Dogville - A great Lars von Trier film, or a greater one? Does it matter? It is so beyond what most films even aimed to achieve in the Aughts it's almost not fair to include on this list. Set on a chalk-marked soundstage so the viewer can see all the townspeople as the true setting, Dogville follows the destruction of a woman, masterfully played by Nicole Kidman, who only asked for some help. It's disturbing, it's brutal, and it's utterly rewarding for being so different. Lars von Trier may not understand America well enough to successful execute a cinematic criticism of the entire nation; he does understand how to make a great film. Dancer in the Dark or Antichrist could have easily occupied this spot and I recommend seeing all three, but not Manderlay - I cannot get behind killing an animal for a film.

The Triplets of Belleville - Speaking of innovative filmmaking, Sylvain Chomet's animated opus is one of the most original films you'll find this decade shy of Tarnation. An animated feature almost entirely devoid of spoken dialog? Wall-E, eat your heart out. The story is thin and only used as a vehicle for a splendid mix of traditional and CGI animated techniques, which themselves are simultaneously a vehicle for effective social commentary and a brilliant score. This might be one of my favorite original film scores ever. It's clever. It's challenging. And, most importantly, it's unbelievably catchy. Try to walk away without wanting to sing "Belleville Rendez-Vous" or "Cabaret Hoover" again and again. I dare you.

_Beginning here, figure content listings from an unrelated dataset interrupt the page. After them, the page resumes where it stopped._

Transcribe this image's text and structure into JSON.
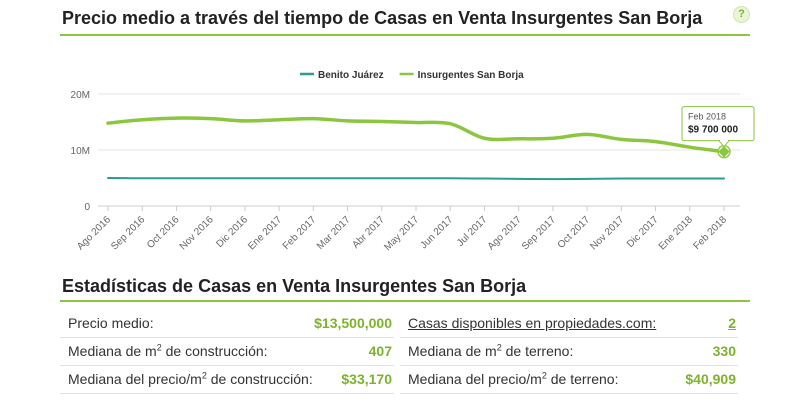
{
  "header": {
    "title": "Precio medio a través del tiempo de Casas en Venta Insurgentes San Borja",
    "help_label": "?"
  },
  "chart_data": {
    "type": "line",
    "title": "Precio medio a través del tiempo de Casas en Venta Insurgentes San Borja",
    "x": [
      "Ago 2016",
      "Sep 2016",
      "Oct 2016",
      "Nov 2016",
      "Dic 2016",
      "Ene 2017",
      "Feb 2017",
      "Mar 2017",
      "Abr 2017",
      "May 2017",
      "Jun 2017",
      "Jul 2017",
      "Ago 2017",
      "Sep 2017",
      "Oct 2017",
      "Nov 2017",
      "Dic 2017",
      "Ene 2018",
      "Feb 2018"
    ],
    "yticks": [
      "0",
      "10M",
      "20M"
    ],
    "ylim": [
      0,
      20000000
    ],
    "legend_position": "top-center",
    "grid": true,
    "series": [
      {
        "name": "Benito Juárez",
        "color": "#2a9d8f",
        "values": [
          5000000,
          4950000,
          4950000,
          4950000,
          4950000,
          4950000,
          4950000,
          4950000,
          4950000,
          4950000,
          4950000,
          4900000,
          4850000,
          4800000,
          4850000,
          4900000,
          4900000,
          4900000,
          4900000
        ]
      },
      {
        "name": "Insurgentes San Borja",
        "color": "#8cc63f",
        "values": [
          14800000,
          15400000,
          15700000,
          15600000,
          15200000,
          15400000,
          15600000,
          15200000,
          15100000,
          14900000,
          14700000,
          12100000,
          12000000,
          12100000,
          12800000,
          11900000,
          11500000,
          10500000,
          9700000
        ]
      }
    ],
    "tooltip": {
      "label": "Feb 2018",
      "value": "$9 700 000"
    }
  },
  "stats": {
    "title": "Estadísticas de Casas en Venta Insurgentes San Borja",
    "rows": [
      {
        "left": {
          "label": "Precio medio:",
          "value": "$13,500,000"
        },
        "right": {
          "label": "Casas disponibles en propiedades.com:",
          "value": "2"
        }
      },
      {
        "left": {
          "label_pre": "Mediana de m",
          "label_sup": "2",
          "label_post": " de construcción:",
          "value": "407"
        },
        "right": {
          "label_pre": "Mediana de m",
          "label_sup": "2",
          "label_post": " de terreno:",
          "value": "330"
        }
      },
      {
        "left": {
          "label_pre": "Mediana del precio/m",
          "label_sup": "2",
          "label_post": " de construcción:",
          "value": "$33,170"
        },
        "right": {
          "label_pre": "Mediana del precio/m",
          "label_sup": "2",
          "label_post": " de terreno:",
          "value": "$40,909"
        }
      }
    ]
  }
}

The Diving Bell and the Butterfly - I always love a film that can make me feel something. Nothing consistently played my emotions quite like Julian Schnabel's The Diving Bell and the Butterfly. Told almost entirely from the perspective of a paralyzed man who can only move one eye, the film is a testament to the power of filmmaking. Schanbel throws a lot at the viewer and it all hits hard. I feel like a broken record: the cast is great, the adapted screenplay thoughtful, and the cinematography top notch. Other great films not made in America? Vera Drake for certain. Speaking of Vera Drake, you can't go wrong with Happy-Go-Lucky, either. And I have to mention The Lives of Others somewhere, so it's not in English, too.

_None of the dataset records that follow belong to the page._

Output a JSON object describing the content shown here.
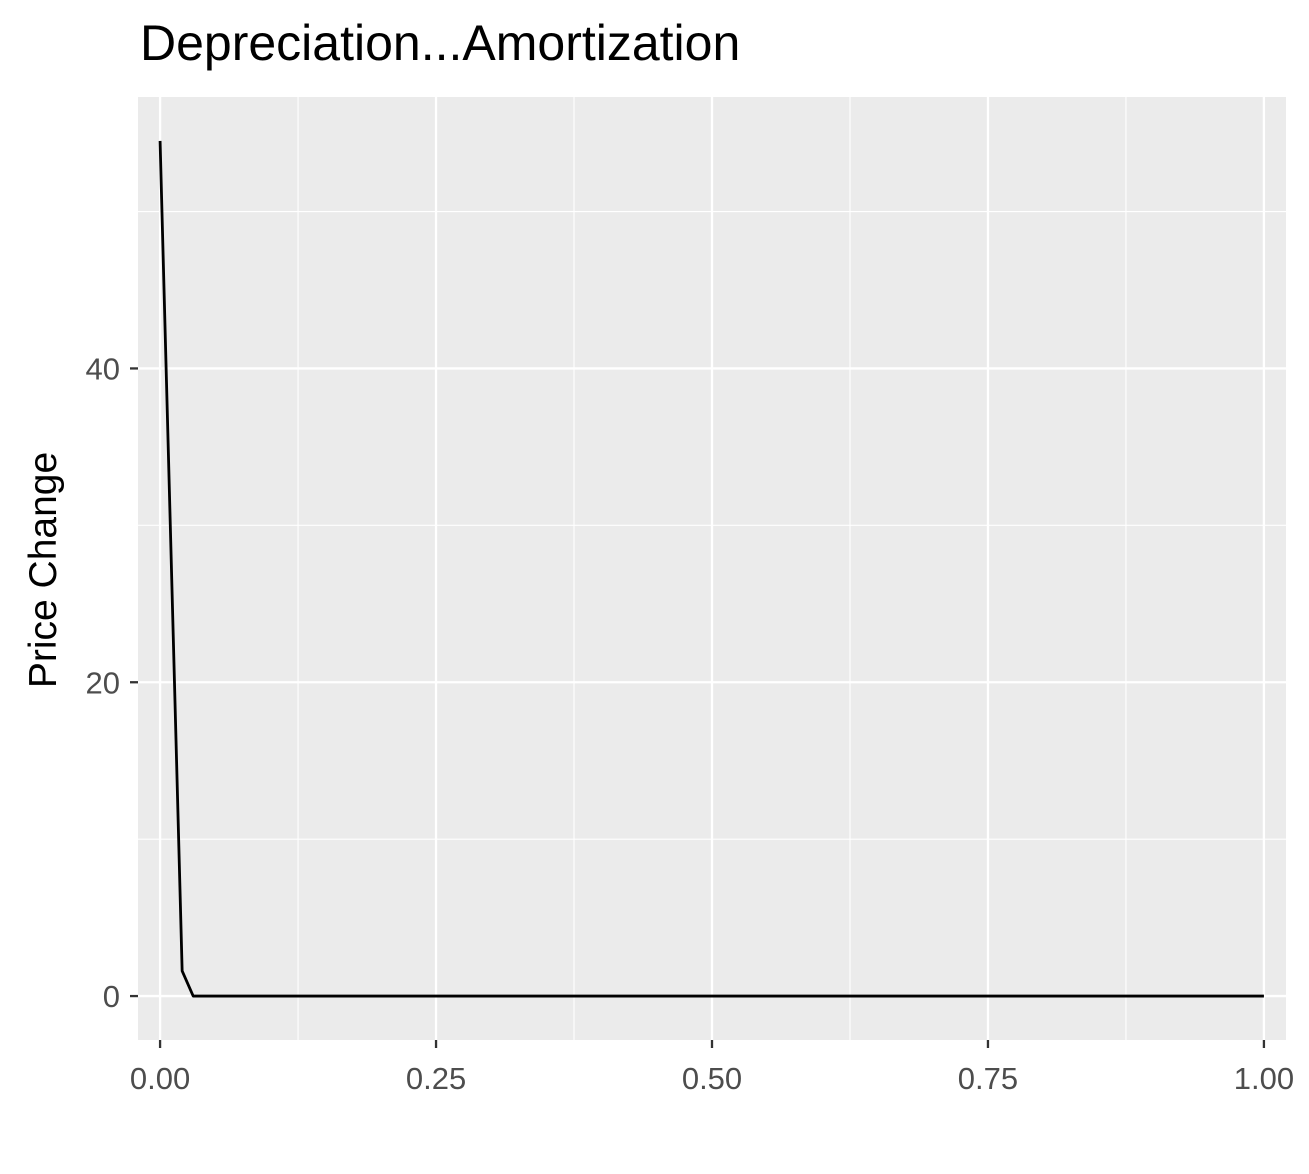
{
  "chart_data": {
    "type": "line",
    "title": "Depreciation...Amortization",
    "xlabel": "",
    "ylabel": "Price Change",
    "xlim": [
      -0.02,
      1.02
    ],
    "ylim": [
      -2.8,
      57.3
    ],
    "x_ticks": [
      0,
      0.25,
      0.5,
      0.75,
      1
    ],
    "x_tick_labels": [
      "0.00",
      "0.25",
      "0.50",
      "0.75",
      "1.00"
    ],
    "x_minor_breaks": [
      0.125,
      0.375,
      0.625,
      0.875
    ],
    "y_ticks": [
      0,
      20,
      40
    ],
    "y_tick_labels": [
      "0",
      "20",
      "40"
    ],
    "y_minor_breaks": [
      10,
      30,
      50
    ],
    "grid": true,
    "colors": {
      "panel_background": "#ebebeb",
      "grid": "#ffffff",
      "line": "#000000",
      "tick_text": "#4d4d4d"
    },
    "series": [
      {
        "x": [
          0,
          0.02,
          0.03,
          0.04,
          0.05,
          0.1,
          0.2,
          0.3,
          0.4,
          0.5,
          0.6,
          0.7,
          0.8,
          0.9,
          1.0
        ],
        "values": [
          54.5,
          1.6,
          0,
          0,
          0,
          0,
          0,
          0,
          0,
          0,
          0,
          0,
          0,
          0,
          0
        ]
      }
    ]
  }
}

The Eye - No, not with Jessica Alba. I should slap you for that. I refer to the real film, the original, the masterpiece of the Pang Brothers from 2002. Is it possible for a film to be so inspired by other features that it transcends derivation into something unique? Yes, and The Eye is the proof. Featuring inventive practical effects, a great score, beautiful cinematography, and a pair of wonderful leading performances, The Eye is a film that always comes out in my discussion of how horror can have merit. It's so much more than a scary film and what the US remake did with the material sickens me. The real version is taut, intelligent, subtle, beautiful, and incredibly well made. In my dream world, any horror film not exhibiting these qualities would be sent straight to the DVD graveyard, never earning a real screening in a theater.

I think I lied today. I said I don't rank: that's a lie. The Eye is the clear winner of the Aughts for me. It's one of only three films I give a perfect score to (the other two being Rosemary's Baby and Jezebel). Yes, it's a horror film, but I was trying to play nice with Pajiba's no-foreign-film rules established early in the lists. That's the only reason I didn't rant and rail for it.

I feel good now. This was therapeutic. Now to save the link and slap anyone with it who tries to claim I think The Village is the bestest film ever.

Also interesting: my list is overwhelmingly skewed to 2006. I wasn't expecting that.